First, however much we trust or distrust government, we will learn to trust strangers all over the world. The remarkable thing about trust among engaged young people is that it flourishes on the internet, even in situations where people do not know each other or where they might be expected to distrust each other. Put another way, the internet has taught young people that it is reputation, not position or personality, that merits trust. Politicians and pundits continue to imagine that it is the other way around.

Second, we will learn that we are responsible for trying to solve problems ourselves. Yes, policy and politics are important. But old people of right and left have put them at the very heart of public life. They don't belong there, because there is no heart of public life. Instead there are systems of public life, and we control pieces of them. Angry about education? Sure complain, but also start your own school.

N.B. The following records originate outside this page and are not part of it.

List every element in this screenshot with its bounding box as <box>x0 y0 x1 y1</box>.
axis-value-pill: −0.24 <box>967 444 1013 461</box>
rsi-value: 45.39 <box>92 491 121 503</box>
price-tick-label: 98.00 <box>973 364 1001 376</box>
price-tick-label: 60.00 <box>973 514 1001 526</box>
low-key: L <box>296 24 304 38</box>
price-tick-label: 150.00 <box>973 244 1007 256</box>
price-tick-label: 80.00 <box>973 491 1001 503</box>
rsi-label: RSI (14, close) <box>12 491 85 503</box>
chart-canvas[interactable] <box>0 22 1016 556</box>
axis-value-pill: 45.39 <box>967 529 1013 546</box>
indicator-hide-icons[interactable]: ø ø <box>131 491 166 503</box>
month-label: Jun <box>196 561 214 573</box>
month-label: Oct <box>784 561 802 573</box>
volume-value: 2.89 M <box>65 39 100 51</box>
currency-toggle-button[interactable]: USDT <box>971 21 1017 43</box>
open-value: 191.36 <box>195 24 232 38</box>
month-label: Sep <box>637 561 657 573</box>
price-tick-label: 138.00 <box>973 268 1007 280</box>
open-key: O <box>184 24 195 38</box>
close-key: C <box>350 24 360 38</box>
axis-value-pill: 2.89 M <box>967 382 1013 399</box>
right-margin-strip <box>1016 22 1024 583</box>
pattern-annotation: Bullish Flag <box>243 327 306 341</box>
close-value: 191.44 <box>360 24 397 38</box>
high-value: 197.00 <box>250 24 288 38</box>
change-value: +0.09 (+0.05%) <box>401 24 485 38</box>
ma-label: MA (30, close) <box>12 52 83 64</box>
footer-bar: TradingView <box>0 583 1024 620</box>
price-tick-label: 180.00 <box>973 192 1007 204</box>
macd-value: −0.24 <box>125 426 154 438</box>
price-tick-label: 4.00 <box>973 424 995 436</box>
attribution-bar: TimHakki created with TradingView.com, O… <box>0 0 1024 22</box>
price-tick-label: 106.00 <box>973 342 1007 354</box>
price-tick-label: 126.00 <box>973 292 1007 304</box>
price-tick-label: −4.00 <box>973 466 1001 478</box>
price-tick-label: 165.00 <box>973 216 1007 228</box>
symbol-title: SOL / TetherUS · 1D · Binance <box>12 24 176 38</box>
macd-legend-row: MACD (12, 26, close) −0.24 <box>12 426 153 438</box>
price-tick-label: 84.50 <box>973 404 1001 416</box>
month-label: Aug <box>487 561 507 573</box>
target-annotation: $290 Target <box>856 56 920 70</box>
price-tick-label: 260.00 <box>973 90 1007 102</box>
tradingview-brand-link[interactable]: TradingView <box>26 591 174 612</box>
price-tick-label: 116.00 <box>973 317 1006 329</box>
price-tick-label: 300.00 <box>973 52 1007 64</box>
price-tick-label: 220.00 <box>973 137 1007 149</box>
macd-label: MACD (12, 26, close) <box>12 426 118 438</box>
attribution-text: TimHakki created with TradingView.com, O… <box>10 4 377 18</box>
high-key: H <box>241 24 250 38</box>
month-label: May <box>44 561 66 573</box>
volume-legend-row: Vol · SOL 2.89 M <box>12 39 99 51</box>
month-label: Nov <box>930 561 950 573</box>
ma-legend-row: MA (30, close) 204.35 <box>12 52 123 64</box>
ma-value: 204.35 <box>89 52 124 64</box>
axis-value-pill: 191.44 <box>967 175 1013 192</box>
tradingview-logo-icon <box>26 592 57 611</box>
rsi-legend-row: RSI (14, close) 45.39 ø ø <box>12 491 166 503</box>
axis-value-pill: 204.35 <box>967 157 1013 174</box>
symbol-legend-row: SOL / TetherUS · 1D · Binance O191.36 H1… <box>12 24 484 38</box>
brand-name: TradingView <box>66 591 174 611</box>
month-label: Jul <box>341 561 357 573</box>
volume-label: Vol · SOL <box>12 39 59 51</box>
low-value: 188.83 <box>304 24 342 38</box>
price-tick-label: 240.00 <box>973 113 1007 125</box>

Third, we will learn that organizational boundaries do not matter. A few days ago I got to listen to 7 Westminster students talk with activists from around the developing world about civic engagement (thanks Utah Council for Citizen Diplomacy for sponsoring the event). As they described their desires for the future, it was clear that young people (and activists in the developing world regardless of their ages) were committed to doing whatever worked. Sometimes that might mean starting a business, sometimes feeding the hungry, sometimes standing for election, sometimes protesting against the elected, sometimes using data, sometimes passion. The traditional ways of talking about engagement by focusing on institutions--government, businesses, schools, churches, non-profits--is too narrow. It limits activism to particular cubby holes, at least in the eyes of activist students.

The ways students talked about organizing--find a problem, start towards a solution, make things up as you go, always be organizing but never be tied to an organization--has some problems. But in a world where institutions are hollow, and leaders insular, it seems a good way to be. One we old people can learn from.